Presenter: Maral Dadvar

Contributors: Rachel Heuberger, Annette Sasse, Kai Eckert

The FID Judaica is a specialized information service for the domain of Jewish studies. The project is currently underway at The Frankfurt University Library Johann Christian Senckenberg in collaboration with Stuttgart Media University, aiming to create a centralized information access point by bringing together a wide range of data sources. In this project a specialized LOD (linked open data) platform will be developed, which can be used by researchers interested in Literature relevant to Jewish studies.

In some of the data sources that are targeted to be integrated, the Jewish studies titles are already classified and indexed, and therefore we are a step ahead in adding them to the knowledge base used for enriching the data accessible through the platform. However, there are a large number of titles which are spread and lost in a pool of data consisting of titles from many different fields such as chemistry, biology, linguistics, as well as Jewish studies. As a part of FID Judaica project, we have developed a NLP (Natural Language Processing) based classification tool to automatically identify the Jewish titles. This tool is helping us to add a large number of valuable literature, especially from the period of 1600 - 1970 to the platform.

Our approach employs a classification model which processes the limited metadata available for each entry, using word level features and syntax level features. The word level features make use of a reference dataset, by which a wide range of prominent authors of Jewish literature can be identified. A dataset of Jewish studies which was previously indexed, was analyzed in order to extract the most informative elements of its titles. These elements were later on used by the syntax features to identify the Jewish studies in our non-indexed dataset. The reference datasets are frequently updated.
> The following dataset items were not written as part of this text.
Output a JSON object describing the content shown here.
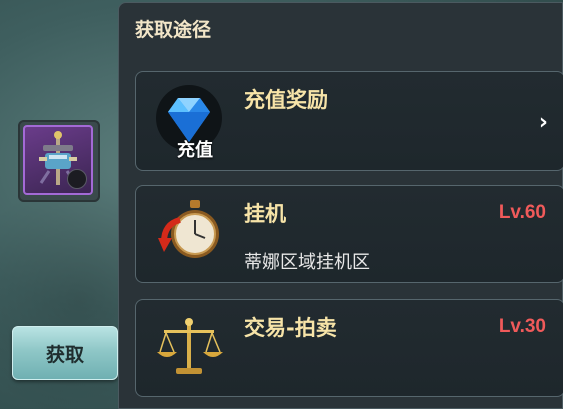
{
  "panel": {
    "title": "获取途径"
  },
  "left": {
    "get_button_label": "获取"
  },
  "entries": [
    {
      "title": "充值奖励",
      "icon": "diamond-icon",
      "icon_label": "充值",
      "action": "chevron-right-icon"
    },
    {
      "title": "挂机",
      "subtitle": "蒂娜区域挂机区",
      "level": "Lv.60",
      "icon": "stopwatch-icon"
    },
    {
      "title": "交易-拍卖",
      "level": "Lv.30",
      "icon": "scales-icon"
    }
  ],
  "colors": {
    "title_gold": "#f7e4a8",
    "level_red": "#f05a5a",
    "panel_bg": "#2a3338",
    "button_teal": "#8fc7c7",
    "item_border_purple": "#a36ad6"
  }
}
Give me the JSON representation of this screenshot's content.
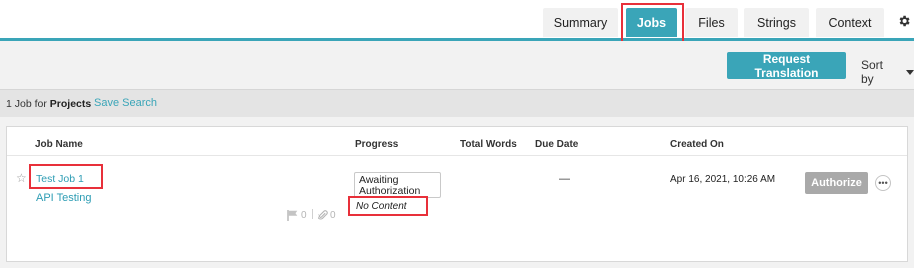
{
  "tabs": [
    {
      "label": "Summary",
      "active": false
    },
    {
      "label": "Jobs",
      "active": true
    },
    {
      "label": "Files",
      "active": false
    },
    {
      "label": "Strings",
      "active": false
    },
    {
      "label": "Context",
      "active": false
    }
  ],
  "icons": {
    "settings": "gear-icon",
    "star": "star-icon",
    "flag": "flag-icon",
    "attachment": "paperclip-icon",
    "more": "ellipsis-icon",
    "sort_caret": "caret-down-icon"
  },
  "actions": {
    "request_translation": "Request Translation",
    "sort_by": "Sort by"
  },
  "filter": {
    "count_prefix": "1 Job for",
    "count_scope": "Projects",
    "save_search": "Save Search"
  },
  "table": {
    "headers": {
      "job_name": "Job Name",
      "progress": "Progress",
      "total_words": "Total Words",
      "due_date": "Due Date",
      "created_on": "Created On"
    },
    "rows": [
      {
        "job_name": "Test Job 1",
        "project": "API Testing",
        "progress_status": "Awaiting Authorization",
        "progress_note": "No Content",
        "total_words": "",
        "due_date": "—",
        "created_on": "Apr 16, 2021, 10:26 AM",
        "authorize_label": "Authorize",
        "more_label": "•••",
        "issues_count": "0",
        "attachments_count": "0"
      }
    ]
  },
  "colors": {
    "accent": "#3aa5b8",
    "highlight": "#e8303a",
    "disabled_button": "#a9a9a9"
  }
}
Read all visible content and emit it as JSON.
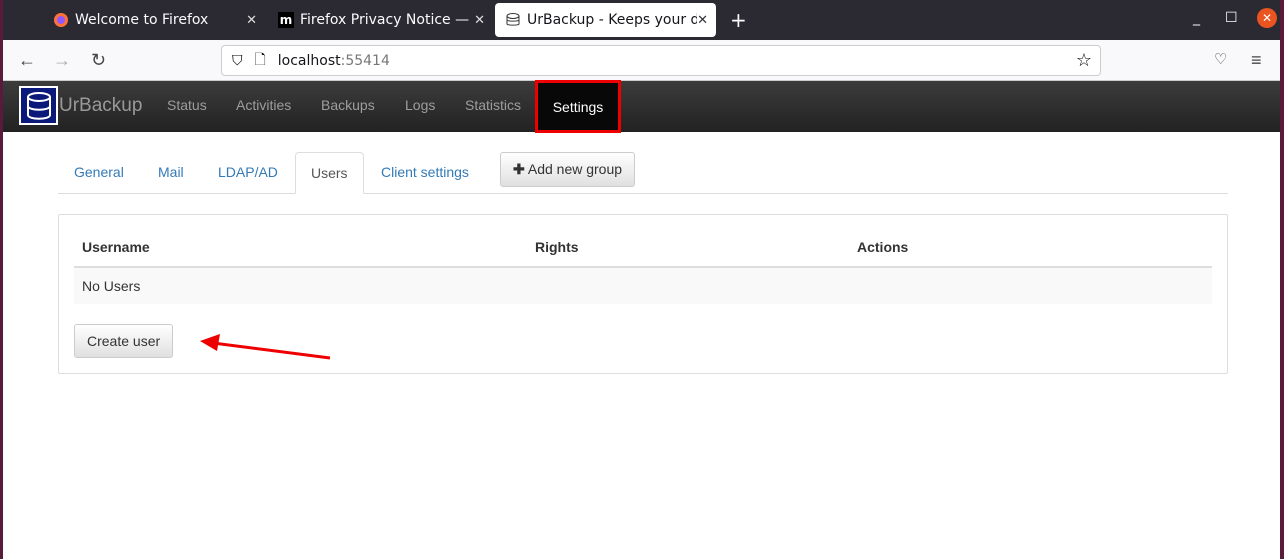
{
  "browser": {
    "tabs": [
      {
        "title": "Welcome to Firefox"
      },
      {
        "title": "Firefox Privacy Notice —"
      },
      {
        "title": "UrBackup - Keeps your da"
      }
    ],
    "url_host": "localhost",
    "url_port": ":55414"
  },
  "app": {
    "brand": "UrBackup",
    "nav": [
      "Status",
      "Activities",
      "Backups",
      "Logs",
      "Statistics",
      "Settings"
    ]
  },
  "settings": {
    "tabs": [
      "General",
      "Mail",
      "LDAP/AD",
      "Users",
      "Client settings"
    ],
    "add_group": "Add new group",
    "table": {
      "headers": [
        "Username",
        "Rights",
        "Actions"
      ],
      "empty": "No Users"
    },
    "create_user": "Create user"
  },
  "colors": {
    "highlight": "#ee0000",
    "link": "#337ab7"
  }
}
Before the actual analysis, a pre-processing step is involved, in order to remove the stopwords, data noise, and create the word stems. Using our approach, we have analyzed 578’806 entries in the data pool, out of which 22’140 have been identified as Jewish studies. The performance accuracy was evaluated using an independent manually labeled dataset (n=18872). The precision (positive predictive value) was 0.97, the recall (probability of detection) was 0.91, and F1 score (harmonic mean of precision and recall) was 0.94. The overall accuracy of the system was 89%. The tool was developed with reproducibility and adaptability in mind. Using language detection, it has the potential to support language-specific classification procedures and features. The tool and the reference datasets are open source and accessible to be reused for similar purposes and in other libraries.